Gabi Jack's Blog

I Tried to Outsmart Copilot. It Made Me a Better Developer.

May 30, 2026

3 minutes read

programmingcode reviewAIClaude code

When my team enabled Copilot's automated code review, I thought it would be a time-saver. It wasn't. At least not at first.

The pattern was the same every time: I'd finish a feature, feel good about it, open a pull request, and within seconds Copilot would leave eight, nine, ten comments. Fine. I'd work through them, push again, and get a fresh batch. The frustration wasn't that the feedback was wrong. It was the whiplash. The feeling of constantly reacting, never getting ahead of it. It started to feel less like a code review and more like a game I kept losing.

So I decided to stop playing defense.


Building the Cheat Sheet

My first instinct was simple: if I knew what Copilot was going to say, I could fix it first. I started keeping notes. After a few weeks I had a mental model of the categories: N+1 queries, missing authorization checks, edge cases on nil returns, that kind of thing. But a mental model isn't something you can run.

I use Claude for a lot of my day-to-day development, and it has a feature called skills, essentially a markdown file that instructs Claude how to approach a specific task. I started writing one for pre-PR review.

The skill works by diffing the current branch against a base ref, scanning the changed files, and running through a checklist of categories: multi-tenancy violations, N+1 queries, authorization gaps, missing edge case handling, anti-patterns, test coverage, and more.

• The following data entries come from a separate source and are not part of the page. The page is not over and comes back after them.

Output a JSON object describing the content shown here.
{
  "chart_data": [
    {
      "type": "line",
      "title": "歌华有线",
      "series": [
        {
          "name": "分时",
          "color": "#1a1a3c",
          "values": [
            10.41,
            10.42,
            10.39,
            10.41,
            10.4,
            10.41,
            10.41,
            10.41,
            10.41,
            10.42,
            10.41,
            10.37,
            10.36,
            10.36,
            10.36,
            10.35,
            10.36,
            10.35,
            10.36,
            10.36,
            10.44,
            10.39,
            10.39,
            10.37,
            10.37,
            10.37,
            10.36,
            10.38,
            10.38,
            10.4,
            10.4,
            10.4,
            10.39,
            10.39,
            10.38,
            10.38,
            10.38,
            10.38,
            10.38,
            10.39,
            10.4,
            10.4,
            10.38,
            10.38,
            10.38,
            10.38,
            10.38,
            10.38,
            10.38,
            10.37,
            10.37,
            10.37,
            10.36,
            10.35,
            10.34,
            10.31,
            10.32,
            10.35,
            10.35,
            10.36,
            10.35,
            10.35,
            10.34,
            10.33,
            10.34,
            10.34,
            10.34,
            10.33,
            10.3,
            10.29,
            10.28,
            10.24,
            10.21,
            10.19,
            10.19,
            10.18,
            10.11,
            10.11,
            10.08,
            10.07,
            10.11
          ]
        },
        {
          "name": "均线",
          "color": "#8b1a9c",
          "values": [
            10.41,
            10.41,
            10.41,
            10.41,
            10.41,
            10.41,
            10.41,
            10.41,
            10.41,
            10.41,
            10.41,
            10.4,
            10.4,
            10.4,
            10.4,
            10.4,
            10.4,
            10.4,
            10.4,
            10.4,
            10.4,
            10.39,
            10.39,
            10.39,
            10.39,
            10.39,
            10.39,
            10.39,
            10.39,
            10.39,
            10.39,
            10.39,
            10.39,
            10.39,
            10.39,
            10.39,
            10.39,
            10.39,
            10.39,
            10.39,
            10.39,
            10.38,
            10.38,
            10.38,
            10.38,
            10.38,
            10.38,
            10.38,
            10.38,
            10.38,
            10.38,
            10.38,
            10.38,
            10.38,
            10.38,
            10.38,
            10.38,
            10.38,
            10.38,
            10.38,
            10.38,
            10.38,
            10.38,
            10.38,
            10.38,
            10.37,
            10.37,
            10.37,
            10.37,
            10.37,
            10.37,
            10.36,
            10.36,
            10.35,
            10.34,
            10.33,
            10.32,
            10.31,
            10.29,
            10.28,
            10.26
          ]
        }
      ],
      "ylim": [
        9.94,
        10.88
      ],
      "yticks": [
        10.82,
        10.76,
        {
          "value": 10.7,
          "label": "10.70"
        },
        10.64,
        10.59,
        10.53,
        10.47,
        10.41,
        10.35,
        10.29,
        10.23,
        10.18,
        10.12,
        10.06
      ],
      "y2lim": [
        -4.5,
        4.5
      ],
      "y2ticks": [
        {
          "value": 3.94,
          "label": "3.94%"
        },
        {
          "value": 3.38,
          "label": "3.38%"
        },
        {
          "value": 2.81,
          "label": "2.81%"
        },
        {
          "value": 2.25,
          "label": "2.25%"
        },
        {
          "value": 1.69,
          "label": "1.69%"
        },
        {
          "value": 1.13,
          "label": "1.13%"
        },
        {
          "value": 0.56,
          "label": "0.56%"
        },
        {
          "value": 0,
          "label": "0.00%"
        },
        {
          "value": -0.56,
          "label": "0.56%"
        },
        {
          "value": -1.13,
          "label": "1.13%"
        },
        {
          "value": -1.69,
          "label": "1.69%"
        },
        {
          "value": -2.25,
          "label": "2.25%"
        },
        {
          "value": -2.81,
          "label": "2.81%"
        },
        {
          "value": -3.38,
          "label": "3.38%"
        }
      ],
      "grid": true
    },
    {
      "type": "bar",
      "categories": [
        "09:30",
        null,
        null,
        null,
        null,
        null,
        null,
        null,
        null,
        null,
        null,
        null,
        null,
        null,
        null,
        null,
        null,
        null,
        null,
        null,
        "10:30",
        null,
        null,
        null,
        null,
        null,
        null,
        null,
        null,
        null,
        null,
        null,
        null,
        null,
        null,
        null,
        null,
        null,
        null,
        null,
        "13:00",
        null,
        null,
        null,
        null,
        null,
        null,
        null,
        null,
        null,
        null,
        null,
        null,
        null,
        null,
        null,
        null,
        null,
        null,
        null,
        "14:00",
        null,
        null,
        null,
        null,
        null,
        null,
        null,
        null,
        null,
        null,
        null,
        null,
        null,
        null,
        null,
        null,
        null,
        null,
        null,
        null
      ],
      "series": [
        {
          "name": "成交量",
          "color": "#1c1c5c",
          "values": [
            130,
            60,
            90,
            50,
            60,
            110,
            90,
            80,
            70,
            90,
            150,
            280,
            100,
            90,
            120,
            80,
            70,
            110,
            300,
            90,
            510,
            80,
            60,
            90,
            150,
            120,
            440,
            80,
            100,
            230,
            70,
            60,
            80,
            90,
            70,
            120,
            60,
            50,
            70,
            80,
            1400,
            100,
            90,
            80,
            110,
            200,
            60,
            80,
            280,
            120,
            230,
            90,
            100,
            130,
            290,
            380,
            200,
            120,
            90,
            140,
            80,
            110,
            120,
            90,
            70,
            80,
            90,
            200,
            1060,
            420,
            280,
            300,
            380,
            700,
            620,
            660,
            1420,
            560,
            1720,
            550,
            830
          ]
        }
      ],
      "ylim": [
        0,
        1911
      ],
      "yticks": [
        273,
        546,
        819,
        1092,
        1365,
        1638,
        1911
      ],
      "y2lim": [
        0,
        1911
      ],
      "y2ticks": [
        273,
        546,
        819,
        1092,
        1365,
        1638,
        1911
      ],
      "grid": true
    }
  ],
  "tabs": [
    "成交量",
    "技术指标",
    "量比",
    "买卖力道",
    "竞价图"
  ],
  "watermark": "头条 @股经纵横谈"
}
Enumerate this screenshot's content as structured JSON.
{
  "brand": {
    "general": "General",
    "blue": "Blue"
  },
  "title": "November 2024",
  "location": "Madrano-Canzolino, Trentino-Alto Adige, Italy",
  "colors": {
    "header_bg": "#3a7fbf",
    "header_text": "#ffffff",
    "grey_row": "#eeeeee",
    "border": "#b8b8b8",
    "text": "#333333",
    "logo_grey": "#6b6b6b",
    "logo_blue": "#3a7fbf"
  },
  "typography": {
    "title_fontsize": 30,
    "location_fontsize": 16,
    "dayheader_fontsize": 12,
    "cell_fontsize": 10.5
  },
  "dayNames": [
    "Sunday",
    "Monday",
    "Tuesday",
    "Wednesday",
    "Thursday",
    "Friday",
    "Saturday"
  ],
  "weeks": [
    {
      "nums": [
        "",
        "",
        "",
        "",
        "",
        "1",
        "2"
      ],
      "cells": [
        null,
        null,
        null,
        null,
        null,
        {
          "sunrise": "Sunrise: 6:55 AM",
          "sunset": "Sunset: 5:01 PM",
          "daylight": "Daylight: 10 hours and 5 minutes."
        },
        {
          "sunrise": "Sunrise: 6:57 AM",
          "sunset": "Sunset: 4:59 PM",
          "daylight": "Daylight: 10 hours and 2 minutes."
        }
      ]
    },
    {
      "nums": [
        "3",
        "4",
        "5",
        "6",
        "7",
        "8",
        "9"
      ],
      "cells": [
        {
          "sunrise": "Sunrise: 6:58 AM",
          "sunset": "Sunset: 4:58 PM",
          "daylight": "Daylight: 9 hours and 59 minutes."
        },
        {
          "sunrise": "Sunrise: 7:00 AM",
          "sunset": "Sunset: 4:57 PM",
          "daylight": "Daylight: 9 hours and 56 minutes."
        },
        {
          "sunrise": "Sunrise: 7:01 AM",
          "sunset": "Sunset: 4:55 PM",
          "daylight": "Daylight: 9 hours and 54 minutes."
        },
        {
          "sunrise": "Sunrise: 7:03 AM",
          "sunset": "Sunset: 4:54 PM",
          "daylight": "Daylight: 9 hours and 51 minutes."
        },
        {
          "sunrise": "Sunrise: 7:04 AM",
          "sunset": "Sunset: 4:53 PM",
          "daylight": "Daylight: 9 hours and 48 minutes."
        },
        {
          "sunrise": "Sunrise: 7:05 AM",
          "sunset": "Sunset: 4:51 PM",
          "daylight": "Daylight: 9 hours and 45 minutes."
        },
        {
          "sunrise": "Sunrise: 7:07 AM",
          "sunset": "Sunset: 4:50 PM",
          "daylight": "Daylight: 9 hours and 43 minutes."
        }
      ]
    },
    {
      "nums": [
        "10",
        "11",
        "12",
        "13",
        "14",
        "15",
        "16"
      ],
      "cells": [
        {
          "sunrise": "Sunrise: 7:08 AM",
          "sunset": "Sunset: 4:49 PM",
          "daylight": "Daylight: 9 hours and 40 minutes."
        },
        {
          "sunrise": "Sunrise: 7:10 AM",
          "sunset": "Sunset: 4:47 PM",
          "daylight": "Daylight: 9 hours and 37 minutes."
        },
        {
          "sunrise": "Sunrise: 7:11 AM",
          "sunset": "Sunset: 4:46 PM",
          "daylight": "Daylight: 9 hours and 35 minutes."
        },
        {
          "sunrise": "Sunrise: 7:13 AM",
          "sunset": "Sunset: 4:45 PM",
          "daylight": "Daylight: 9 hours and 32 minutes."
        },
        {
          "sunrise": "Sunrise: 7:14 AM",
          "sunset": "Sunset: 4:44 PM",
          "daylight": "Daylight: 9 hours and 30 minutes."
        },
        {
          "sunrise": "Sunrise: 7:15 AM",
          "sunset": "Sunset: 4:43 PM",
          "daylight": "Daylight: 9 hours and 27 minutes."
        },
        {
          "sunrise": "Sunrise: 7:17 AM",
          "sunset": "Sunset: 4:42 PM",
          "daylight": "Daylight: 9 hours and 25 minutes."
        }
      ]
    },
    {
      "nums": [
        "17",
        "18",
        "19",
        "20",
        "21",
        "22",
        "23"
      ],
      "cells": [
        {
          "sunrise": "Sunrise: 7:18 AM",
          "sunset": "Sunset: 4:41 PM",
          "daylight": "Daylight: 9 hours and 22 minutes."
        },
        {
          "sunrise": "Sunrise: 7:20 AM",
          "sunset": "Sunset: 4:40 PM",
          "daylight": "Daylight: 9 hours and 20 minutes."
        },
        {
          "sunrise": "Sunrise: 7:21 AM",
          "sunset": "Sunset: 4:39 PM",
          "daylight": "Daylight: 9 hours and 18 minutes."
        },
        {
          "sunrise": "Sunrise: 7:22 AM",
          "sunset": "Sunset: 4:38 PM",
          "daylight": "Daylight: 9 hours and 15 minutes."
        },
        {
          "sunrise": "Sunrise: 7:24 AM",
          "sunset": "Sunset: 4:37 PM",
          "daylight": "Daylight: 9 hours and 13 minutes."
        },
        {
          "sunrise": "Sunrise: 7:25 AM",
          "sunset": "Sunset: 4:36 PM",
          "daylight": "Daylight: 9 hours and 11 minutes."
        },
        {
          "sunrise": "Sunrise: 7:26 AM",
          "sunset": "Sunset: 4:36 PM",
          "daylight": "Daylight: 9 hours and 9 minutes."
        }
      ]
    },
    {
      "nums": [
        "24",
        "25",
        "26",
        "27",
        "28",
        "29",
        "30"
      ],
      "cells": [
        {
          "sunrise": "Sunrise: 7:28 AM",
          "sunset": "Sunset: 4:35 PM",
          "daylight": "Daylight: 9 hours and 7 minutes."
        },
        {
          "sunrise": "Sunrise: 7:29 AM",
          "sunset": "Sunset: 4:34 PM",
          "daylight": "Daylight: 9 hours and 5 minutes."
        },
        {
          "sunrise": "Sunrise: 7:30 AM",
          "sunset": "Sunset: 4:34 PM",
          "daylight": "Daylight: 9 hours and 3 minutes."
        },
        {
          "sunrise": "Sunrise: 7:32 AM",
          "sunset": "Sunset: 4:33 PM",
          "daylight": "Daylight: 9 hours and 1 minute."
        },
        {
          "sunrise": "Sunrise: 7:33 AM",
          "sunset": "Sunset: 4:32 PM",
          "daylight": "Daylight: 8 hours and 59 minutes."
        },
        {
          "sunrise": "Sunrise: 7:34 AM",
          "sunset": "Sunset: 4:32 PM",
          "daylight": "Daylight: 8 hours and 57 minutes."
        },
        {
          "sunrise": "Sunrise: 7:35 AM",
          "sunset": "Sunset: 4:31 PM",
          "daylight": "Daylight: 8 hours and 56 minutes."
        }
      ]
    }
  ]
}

It reads the project's actual conventions first: which auth library you're using, whether you have soft deletes, how your background jobs are named. That way it gives you feedback that's relevant to your codebase, not a generic Rails app.

The output is a triage list: 🔴 must fix before PR, 🟡 should fix, 🟢 consider.


The Iteration Loop

The first version wasn't very good. It would surface things Copilot didn't care about and miss things it consistently flagged. So I ran them side by side, my skill then Copilot, and treated the gaps as bugs.

Over several PRs, patterns emerged. Copilot was especially aggressive about:

  • N+1s in serializers and presenters, not just controllers
  • Strong parameter gaps, including nested attributes
  • fetch calls in React that didn't check response.ok
  • Async state race conditions: snapshotting state before an await, then clearing it unconditionally on success, wiping entries that arrived during the in-flight request

That last one, I'll be honest, I had to look it up the first time Copilot flagged it. Once I understood it, I started seeing it everywhere. The skill now has an explicit check for it:

When a function snapshots state before an await, then clears state unconditionally on success, it wipes entries that were queued during the in-flight request. The correct pattern is a functional update that removes only the snapshotted entries.

I never would have written that check if Copilot hadn't flagged the pattern three times in two weeks.


What Actually Changed

Here's the unexpected part: I thought the goal was to silence Copilot. That stopped being the goal pretty quickly.

Running the skill before opening a PR became a habit, and the habit changed how I write code. I started thinking about nil guards before I finished the method. I started thinking about race conditions before I'd even wired up the submit button. The skill didn't just catch mistakes. It made the checklist part of how I think.

Copilot still leaves comments. But now it's usually one or two things I may have missed or consciously decided to defer, not a wall of feedback I didn't see coming. The conversation feels different. More like a second opinion than a verdict.


The Skill Is Still a Work in Progress

It's not perfect. It occasionally surfaces false positives, particularly around performance concerns where it can't know the actual query plan or data volume. I've tried to bake in some conservatism there: performance findings that can't be verified structurally go in the 🟢 category with language like "worth profiling against a large tenant before merging," rather than being flagged as blockers.

It also requires reading the project before reviewing, which means the first run on a new codebase takes a moment longer while it scans the auth layer, Gemfile, and job conventions. That's intentional. I'd rather have relevant feedback than fast feedback.

The skill lives in our company's internal Claude marketplace, so I can't share it directly. But if you use Claude Code, writing something like it isn't as hard as it sounds. Start with the categories that hurt you most and go from there.


The irony of the whole thing is that Copilot, the tool I was trying to get around, ended up teaching me most of what the skill knows. I just gave it a better memory than I have.